[H-SASIG] [SysAdmin] #12: http://lists.humbug.org.au/mailman/admindb/mailman returns 500 Internal Server Error

HUMBUG System Administrators sasig at lists.humbug.org.au
Sat May 1 21:26:13 EDT 2010


#12: http://lists.humbug.org.au/mailman/admindb/mailman returns 500 Internal
Server Error
---------------------------+------------------------------------------------
  Reporter:  russell       |       Owner:  russell 
      Type:  defect        |      Status:  closed  
  Priority:  major         |   Milestone:  Sysadmin
 Component:  mailing-list  |     Version:  NA      
Resolution:  fixed         |    Keywords:          
---------------------------+------------------------------------------------
Changes (by russell):

  * status:  assigned => closed
  * resolution:  => fixed


Comment:

 Fixed.

 Chronology was thus:

 1.  I recall someone getting sick of mailman spam notifications for
 general.  It seems the solution was to send them then to /dev/null.

 2.  Mailmain still carefully filed away all spam messages in its pending
 queue, waiting for someone who cared to look at them.

 3.  3 years later, someone who cared came along (me).  The pending queue
 was held in a single python pickle which by this stage contained some
 16,000 messages.  When I attemped to look at the queue, mailman died.

 4.  Turns this initial failure was caused by python running out or memory
 when trying to process this pickle.  (This much I had guessed).

 5.  When mailman died, it did so so horribly it didn't cleanup its locks.
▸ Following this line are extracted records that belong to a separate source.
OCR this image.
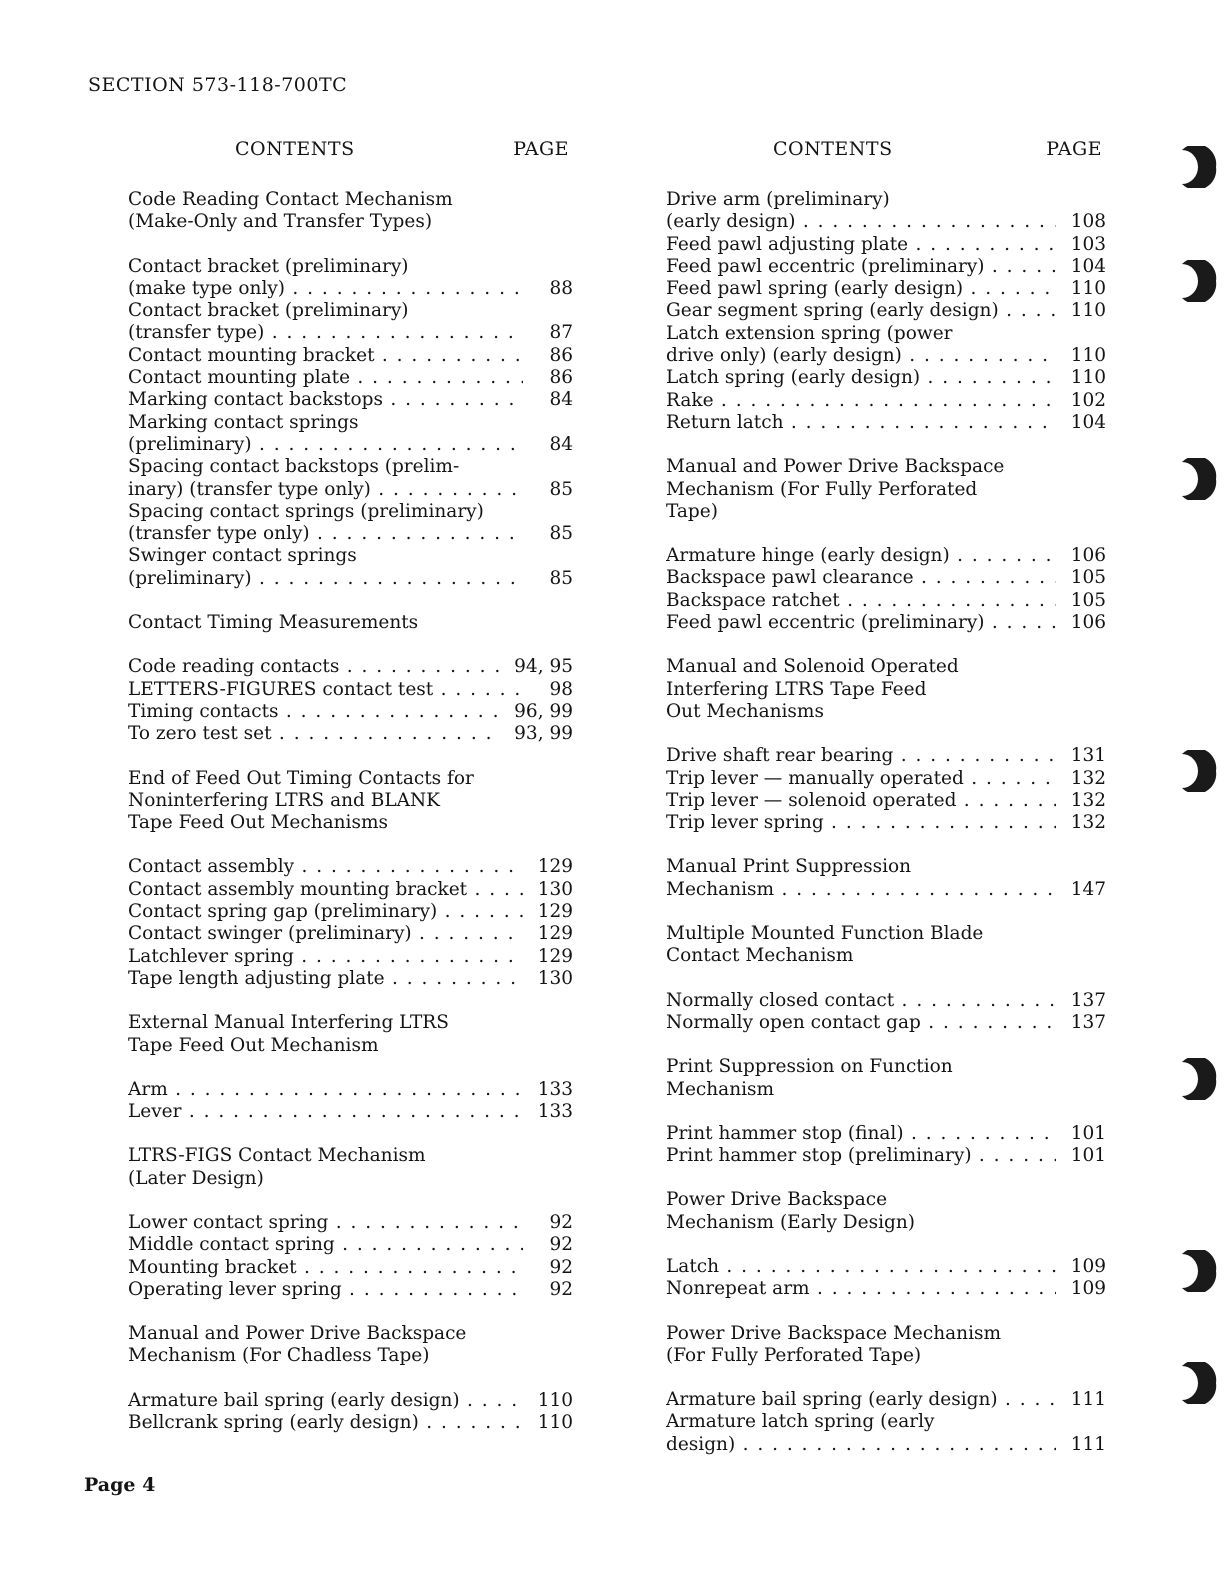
SECTION 573-118-700TC
CONTENTS	PAGE
Code Reading Contact Mechanism
(Make-Only and Transfer Types)
Contact bracket (preliminary)
(make type only) . . .	88
Contact bracket (preliminary)
(transfer type) . . .	87
Contact mounting bracket . . .	86
Contact mounting plate . . .	86
Marking contact backstops . . .	84
Marking contact springs
(preliminary) . . .	84
Spacing contact backstops (prelim-
inary) (transfer type only) . . .	85
Spacing contact springs (preliminary)
(transfer type only) . . .	85
Swinger contact springs
(preliminary) . . .	85
Contact Timing Measurements
Code reading contacts . . .	94, 95
LETTERS-FIGURES contact test . . .	98
Timing contacts . . .	96, 99
To zero test set . . .	93, 99
End of Feed Out Timing Contacts for
Noninterfering LTRS and BLANK
Tape Feed Out Mechanisms
Contact assembly . . .	129
Contact assembly mounting bracket . . .	130
Contact spring gap (preliminary) . . .	129
Contact swinger (preliminary) . . .	129
Latchlever spring . . .	129
Tape length adjusting plate . . .	130
External Manual Interfering LTRS
Tape Feed Out Mechanism
Arm . . .	133
Lever . . .	133
LTRS-FIGS Contact Mechanism
(Later Design)
Lower contact spring . . .	92
Middle contact spring . . .	92
Mounting bracket . . .	92
Operating lever spring . . .	92
Manual and Power Drive Backspace
Mechanism (For Chadless Tape)
Armature bail spring (early design) . . .	110
Bellcrank spring (early design) . . .	110
CONTENTS	PAGE
Drive arm (preliminary)
(early design) . . .	108
Feed pawl adjusting plate . . .	103
Feed pawl eccentric (preliminary) . . .	104
Feed pawl spring (early design) . . .	110
Gear segment spring (early design) . . .	110
Latch extension spring (power
drive only) (early design) . . .	110
Latch spring (early design) . . .	110
Rake . . .	102
Return latch . . .	104
Manual and Power Drive Backspace
Mechanism (For Fully Perforated
Tape)
Armature hinge (early design) . . .	106
Backspace pawl clearance . . .	105
Backspace ratchet . . .	105
Feed pawl eccentric (preliminary) . . .	106
Manual and Solenoid Operated
Interfering LTRS Tape Feed
Out Mechanisms
Drive shaft rear bearing . . .	131
Trip lever — manually operated . . .	132
Trip lever — solenoid operated . . .	132
Trip lever spring . . .	132
Manual Print Suppression
Mechanism . . .	147
Multiple Mounted Function Blade
Contact Mechanism
Normally closed contact . . .	137
Normally open contact gap . . .	137
Print Suppression on Function
Mechanism
Print hammer stop (final) . . .	101
Print hammer stop (preliminary) . . .	101
Power Drive Backspace
Mechanism (Early Design)
Latch . . .	109
Nonrepeat arm . . .	109
Power Drive Backspace Mechanism
(For Fully Perforated Tape)
Armature bail spring (early design) . . .	111
Armature latch spring (early
design) . . .	111
Page 4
 6.  The next time you went via the web interface, mailman went into what
 was effectively an infinite loop, waiting to acquire the lock.
 Unfortunately, that loop contains a memory leak.  So it again ran and of
 memory, and in general for all appearances looked like the original
 problem.

 7.  Turns our that our VM at that point (around 10 PM last night), ran out
 of memory.  The linux OOM killer fired up, but unfortunately choose the
 wrong process to kill.  The process it did choose refused to die, so it
 went infinite trying to kill it.

 8.  As a consequence of that, we lost control of the VM.

 9.  Stephen Thorn wrestled control of the VM back for us this morning.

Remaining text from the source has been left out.